Kaljurand, die door haar lijfwachten met peperspray moest worden ontzet, verzuchtte: ‘Dit is georganiseerde intimidatie. Als de Russische overheid ze niet zelf heeft opgezet, dan heeft ze ze in elk geval oogluikend toegestaan.’ De jongeren gaven de omsingeling groothartig op toen ze naar Tallinn terugvloog, ‘niet om politieke redenen, en niet om gezondheidsredenen’. Waarom dan wel? Om de gemoederen te bedaren. Want op 9 mei vieren alle Russen, ook de 300.000 achtergeblevenen in Estland (van wie amper de helft de Estse nationaliteit heeft en Ests spreekt), de Dag van de Overwinning uit de Tweede Wereldoorlog.

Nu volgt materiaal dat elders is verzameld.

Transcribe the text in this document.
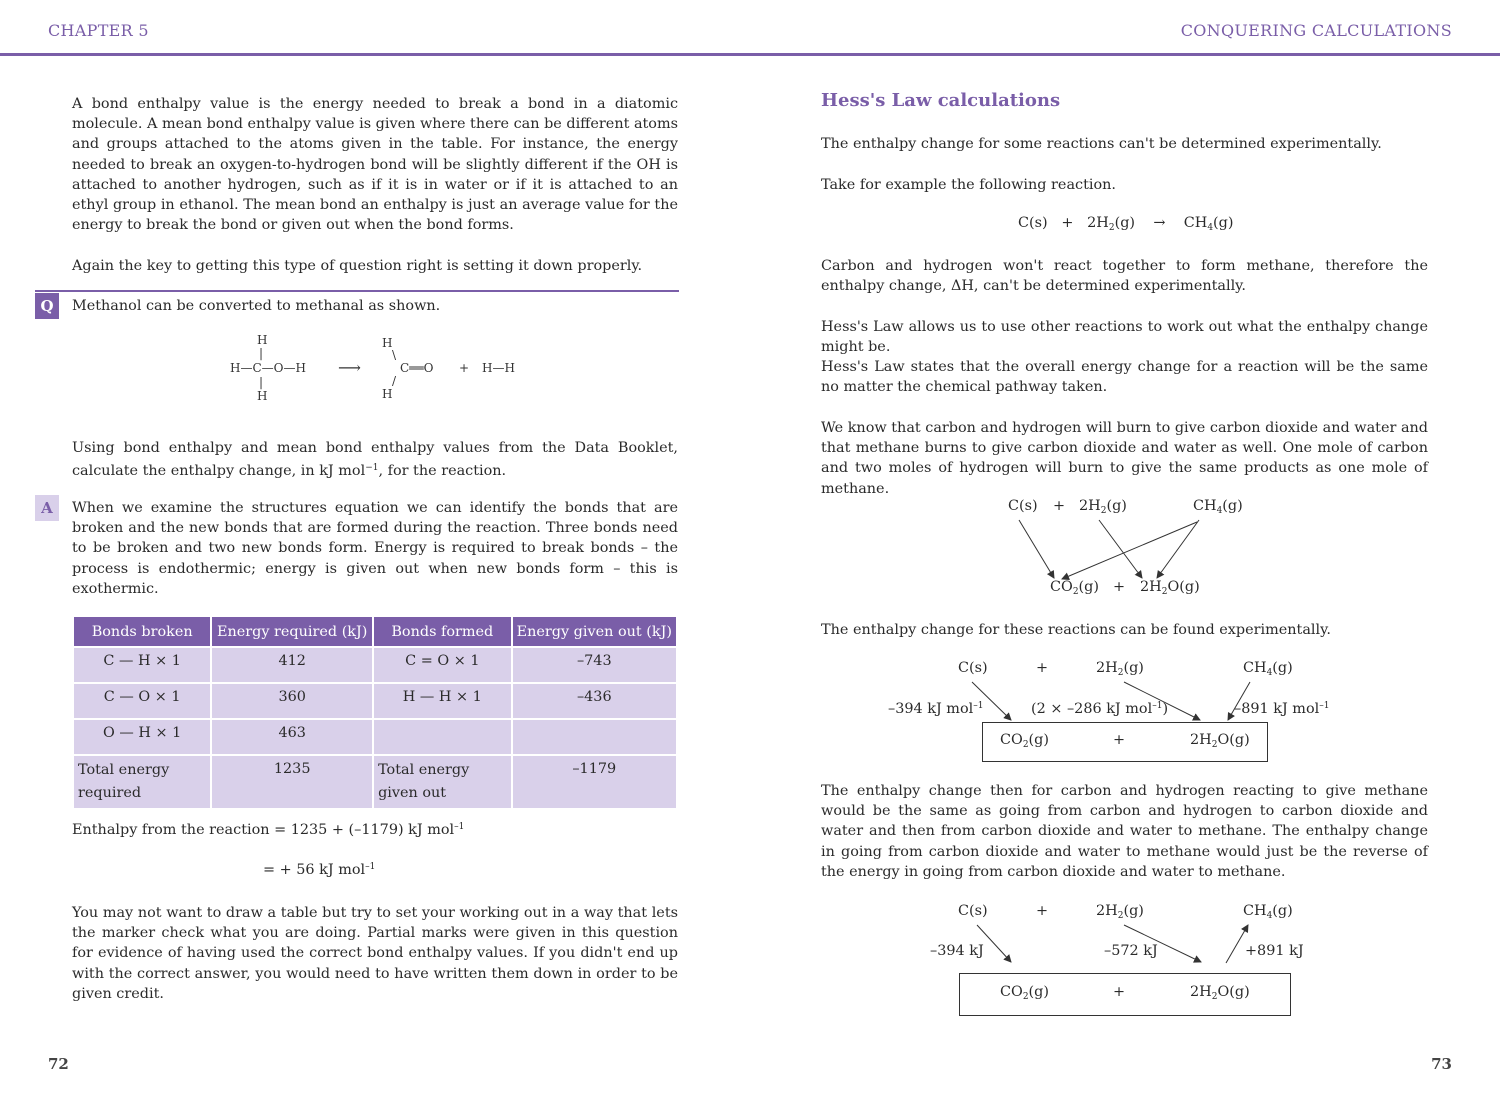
CHAPTER 5	CONQUERING CALCULATIONS

A bond enthalpy value is the energy needed to break a bond in a diatomic molecule. A mean bond enthalpy value is given where there can be different atoms and groups attached to the atoms given in the table. For instance, the energy needed to break an oxygen-to-hydrogen bond will be slightly different if the OH is attached to another hydrogen, such as if it is in water or if it is attached to an ethyl group in ethanol. The mean bond an enthalpy is just an average value for the energy to break the bond or given out when the bond forms.

Again the key to getting this type of question right is setting it down properly.

Q	Methanol can be converted to methanal as shown.

H
|
H—C—O—H
|
H
⟶
H
\
C══O
/
H
+ H—H

Using bond enthalpy and mean bond enthalpy values from the Data Booklet, calculate the enthalpy change, in kJ mol$^{-1}$, for the reaction.

A	When we examine the structures equation we can identify the bonds that are broken and the new bonds that are formed during the reaction. Three bonds need to be broken and two new bonds form. Energy is required to break bonds – the process is endothermic; energy is given out when new bonds form – this is exothermic.

Bonds broken	Energy required (kJ)	Bonds formed	Energy given out (kJ)
C — H × 1	412	C = O × 1	–743
C — O × 1	360	H — H × 1	–436
O — H × 1	463		
Total energy required	1235	Total energy given out	–1179
Enthalpy from the reaction = 1235 + (–1179) kJ mol$^{-1}$
= + 56 kJ mol$^{-1}$

You may not want to draw a table but try to set your working out in a way that lets the marker check what you are doing. Partial marks were given in this question for evidence of having used the correct bond enthalpy values. If you didn't end up with the correct answer, you would need to have written them down in order to be given credit.

72
Hess's Law calculations

The enthalpy change for some reactions can't be determined experimentally.

Take for example the following reaction.

$C(s) + 2H_2(g) \to CH_4(g)$

Carbon and hydrogen won't react together to form methane, therefore the enthalpy change, ΔH, can't be determined experimentally.

Hess's Law allows us to use other reactions to work out what the enthalpy change might be.

Hess's Law states that the overall energy change for a reaction will be the same no matter the chemical pathway taken.

We know that carbon and hydrogen will burn to give carbon dioxide and water and that methane burns to give carbon dioxide and water as well. One mole of carbon and two moles of hydrogen will burn to give the same products as one mole of methane.

$C(s) + 2H_2(g)$	$CH_4(g)$
$CO_2(g) + 2H_2O(g)$

The enthalpy change for these reactions can be found experimentally.

C(s)	+	$2H_2(g)$	$CH_4(g)$
–394 kJ mol$^{-1}$	(2 × –286 kJ mol$^{-1}$)	–891 kJ mol$^{-1}$
$CO_2(g)$	+	$2H_2O(g)$

The enthalpy change then for carbon and hydrogen reacting to give methane would be the same as going from carbon and hydrogen to carbon dioxide and water and then from carbon dioxide and water to methane. The enthalpy change in going from carbon dioxide and water to methane would just be the reverse of the energy in going from carbon dioxide and water to methane.

C(s)	+	$2H_2(g)$	$CH_4(g)$
–394 kJ	–572 kJ	+891 kJ
$CO_2(g)$	+	$2H_2O(g)$
73
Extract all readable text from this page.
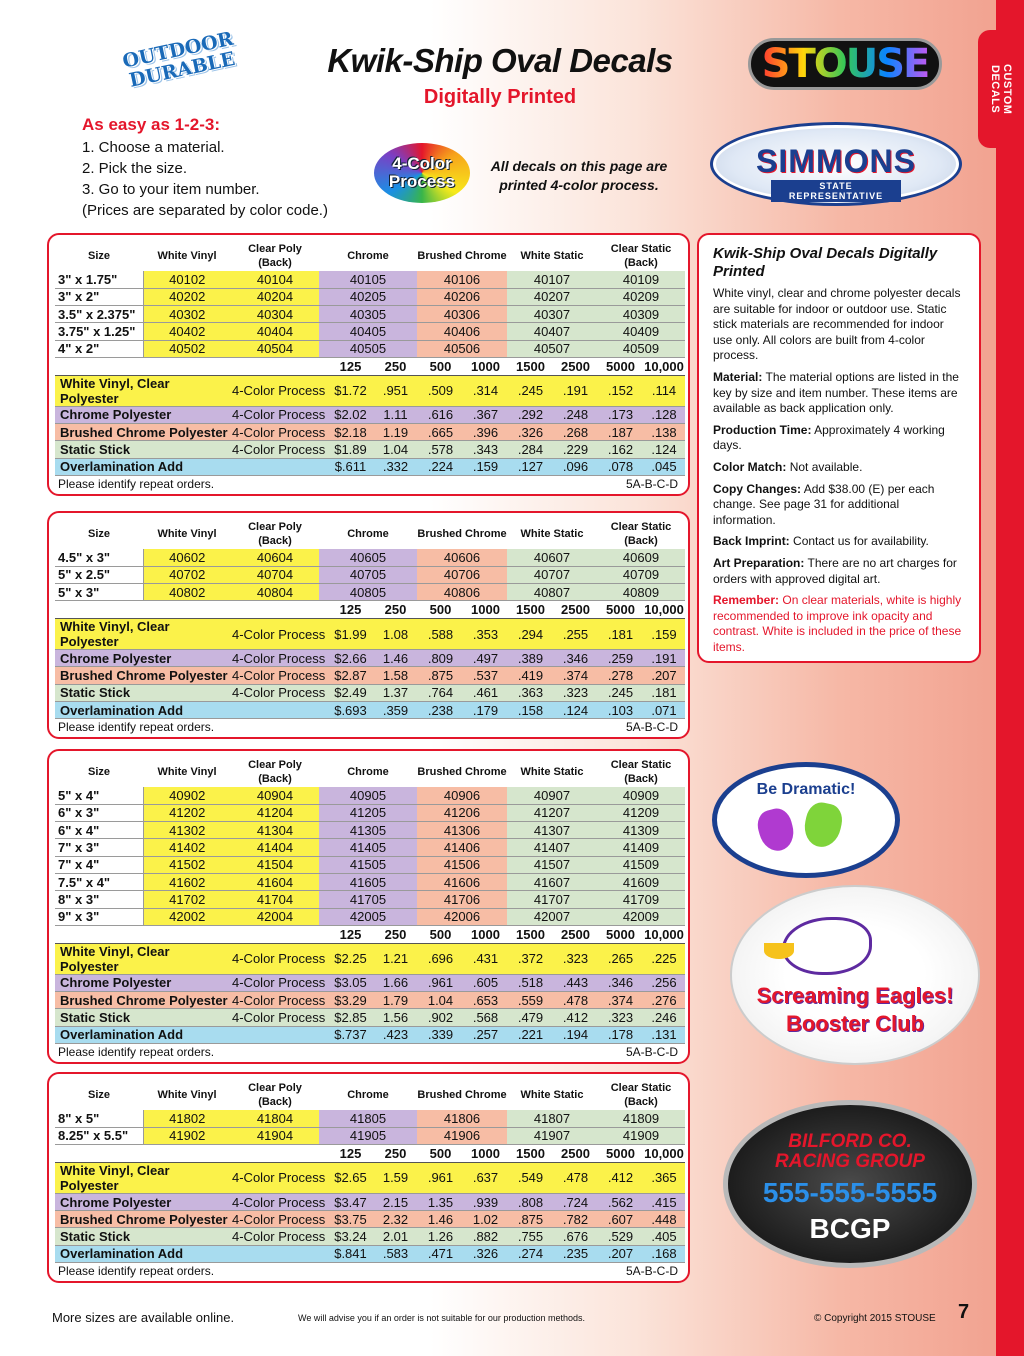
CUSTOM
DECALS
OUTDOOR DURABLE	Kwik-Ship Oval Decals
Digitally Printed
As easy as 1-2-3:
1. Choose a material.
2. Pick the size.
3. Go to your item number.
(Prices are separated by color code.)
4-Color Process
All decals on this page are printed 4-color process.
STOUSE
SIMMONS
STATE REPRESENTATIVE
Size	White Vinyl	Clear Poly (Back)	Chrome	Brushed Chrome	White Static	Clear Static (Back)
3" x 1.75"	40102	40104	40105	40106	40107	40109
3" x 2"	40202	40204	40205	40206	40207	40209
3.5" x 2.375"	40302	40304	40305	40306	40307	40309
3.75" x 1.25"	40402	40404	40405	40406	40407	40409
4" x 2"	40502	40504	40505	40506	40507	40509
		125	250	500	1000	1500	2500	5000	10,000
White Vinyl, Clear Polyester	4-Color Process	$1.72	.951	.509	.314	.245	.191	.152	.114
Chrome Polyester	4-Color Process	$2.02	1.11	.616	.367	.292	.248	.173	.128
Brushed Chrome Polyester	4-Color Process	$2.18	1.19	.665	.396	.326	.268	.187	.138
Static Stick	4-Color Process	$1.89	1.04	.578	.343	.284	.229	.162	.124
Overlamination Add		$.611	.332	.224	.159	.127	.096	.078	.045
Please identify repeat orders.	5A-B-C-D
Size	White Vinyl	Clear Poly (Back)	Chrome	Brushed Chrome	White Static	Clear Static (Back)
4.5" x 3"	40602	40604	40605	40606	40607	40609
5" x 2.5"	40702	40704	40705	40706	40707	40709
5" x 3"	40802	40804	40805	40806	40807	40809
		125	250	500	1000	1500	2500	5000	10,000
White Vinyl, Clear Polyester	4-Color Process	$1.99	1.08	.588	.353	.294	.255	.181	.159
Chrome Polyester	4-Color Process	$2.66	1.46	.809	.497	.389	.346	.259	.191
Brushed Chrome Polyester	4-Color Process	$2.87	1.58	.875	.537	.419	.374	.278	.207
Static Stick	4-Color Process	$2.49	1.37	.764	.461	.363	.323	.245	.181
Overlamination Add		$.693	.359	.238	.179	.158	.124	.103	.071
Please identify repeat orders.	5A-B-C-D
Size	White Vinyl	Clear Poly (Back)	Chrome	Brushed Chrome	White Static	Clear Static (Back)
5" x 4"	40902	40904	40905	40906	40907	40909
6" x 3"	41202	41204	41205	41206	41207	41209
6" x 4"	41302	41304	41305	41306	41307	41309
7" x 3"	41402	41404	41405	41406	41407	41409
7" x 4"	41502	41504	41505	41506	41507	41509
7.5" x 4"	41602	41604	41605	41606	41607	41609
8" x 3"	41702	41704	41705	41706	41707	41709
9" x 3"	42002	42004	42005	42006	42007	42009
		125	250	500	1000	1500	2500	5000	10,000
White Vinyl, Clear Polyester	4-Color Process	$2.25	1.21	.696	.431	.372	.323	.265	.225
Chrome Polyester	4-Color Process	$3.05	1.66	.961	.605	.518	.443	.346	.256
Brushed Chrome Polyester	4-Color Process	$3.29	1.79	1.04	.653	.559	.478	.374	.276
Static Stick	4-Color Process	$2.85	1.56	.902	.568	.479	.412	.323	.246
Overlamination Add		$.737	.423	.339	.257	.221	.194	.178	.131
Please identify repeat orders.	5A-B-C-D
Size	White Vinyl	Clear Poly (Back)	Chrome	Brushed Chrome	White Static	Clear Static (Back)
8" x 5"	41802	41804	41805	41806	41807	41809
8.25" x 5.5"	41902	41904	41905	41906	41907	41909
		125	250	500	1000	1500	2500	5000	10,000
White Vinyl, Clear Polyester	4-Color Process	$2.65	1.59	.961	.637	.549	.478	.412	.365
Chrome Polyester	4-Color Process	$3.47	2.15	1.35	.939	.808	.724	.562	.415
Brushed Chrome Polyester	4-Color Process	$3.75	2.32	1.46	1.02	.875	.782	.607	.448
Static Stick	4-Color Process	$3.24	2.01	1.26	.882	.755	.676	.529	.405
Overlamination Add		$.841	.583	.471	.326	.274	.235	.207	.168
Please identify repeat orders.	5A-B-C-D
Kwik-Ship Oval Decals Digitally Printed

White vinyl, clear and chrome polyester decals are suitable for indoor or outdoor use. Static stick materials are recommended for indoor use only. All colors are built from 4-color process.

Material: The material options are listed in the key by size and item number. These items are available as back application only.

Production Time: Approximately 4 working days.

Color Match: Not available.

Copy Changes: Add $38.00 (E) per each change. See page 31 for additional information.

Back Imprint: Contact us for availability.

Art Preparation: There are no art charges for orders with approved digital art.

Remember: On clear materials, white is highly recommended to improve ink opacity and contrast. White is included in the price of these items.

Be Dramatic!
Screaming Eagles!
Booster Club
BILFORD CO.
RACING GROUP
555-555-5555
BCGP
More sizes are available online.	We will advise you if an order is not suitable for our production methods.	© Copyright 2015 STOUSE 7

Er bestaat twijfel over de diplomatieke sensitiviteit van premier Ansip, nu hij precies nu het sovjetstandbeeld liet verwijderen en het dozijn gesneuvelden dat eronder ligt liet opgraven. Ansip voelde zich gesteund door de NAVO-bondgenoten en door het herwonnen identiteitsgevoel. Maar tegelijk wordt hij gebruikt in een politiek schaakspel waarvan hij de regels niet beheerst. Hij is een agent-provocateur, gestuurd door Washington, dat hem deze maand nog met open armen zal ontvangen. Natuurlijk reageert de Europese Unie lauw. Ze vindt het sop de kool niet waard, dreigt de Russische toetreding tot de Wereldhandelsorganisatie te vertragen, en laat alleen de kleine lidstaten hun verontwaardiging uiten: Finland, de grootste investeerder in Estland; Litouwen, dat als enige Baltische staat een te verwaarlozen Russische minderheid kende; en Macedonië, dat zo graag bij de club zou willen en zich het Estland van de Balkan waant. De Estse affaire is een vrijblijvende oefening in een groter opzet. Een test om in het binnenland de rangen te sluiten, en te zien hoe de tegenstand zal reageren.
SCHIJNBEWEGINGEN
Laten we wel wezen: het kan Moskou geen moer schelen wat er met zijn monumenten gebeurt. In Riga staat er ook zo’n beeld, dat van de Rode Schutters. Bij de onafhankelijkheid woonde in de hoofdstad van Letland een Russische meerderheid. Riga was bovendien de draaischijf van de Russische maffia. Logisch dus dat de Letten meer op eieren lopen, al is de bouw van het Museum van de Bezetting voor het stadhuis een veel grotere provocatie dan de verhuizing van een standbeeld naar een militair kerkhof. Het hele museum is gewijd aan de sovjetterreur, in één adem met wat nazigruwelen. Overigens viert Letland een officiële feestdag op 16 maart, de dag dat de SS-legioenen van Letse vrijwilligers in 1944 de slag om heuvel 93.4 wonnen van de sovjets. Jaarlijks wordt hulde gebracht aan deze ‘nationalistische vrijwilligers’ (collaborateurs, zeggen de Russen) bij het Vrijheidsbeeld in Riga en op het erepark van Lestene. Moskou reageert daar nauwelijks op.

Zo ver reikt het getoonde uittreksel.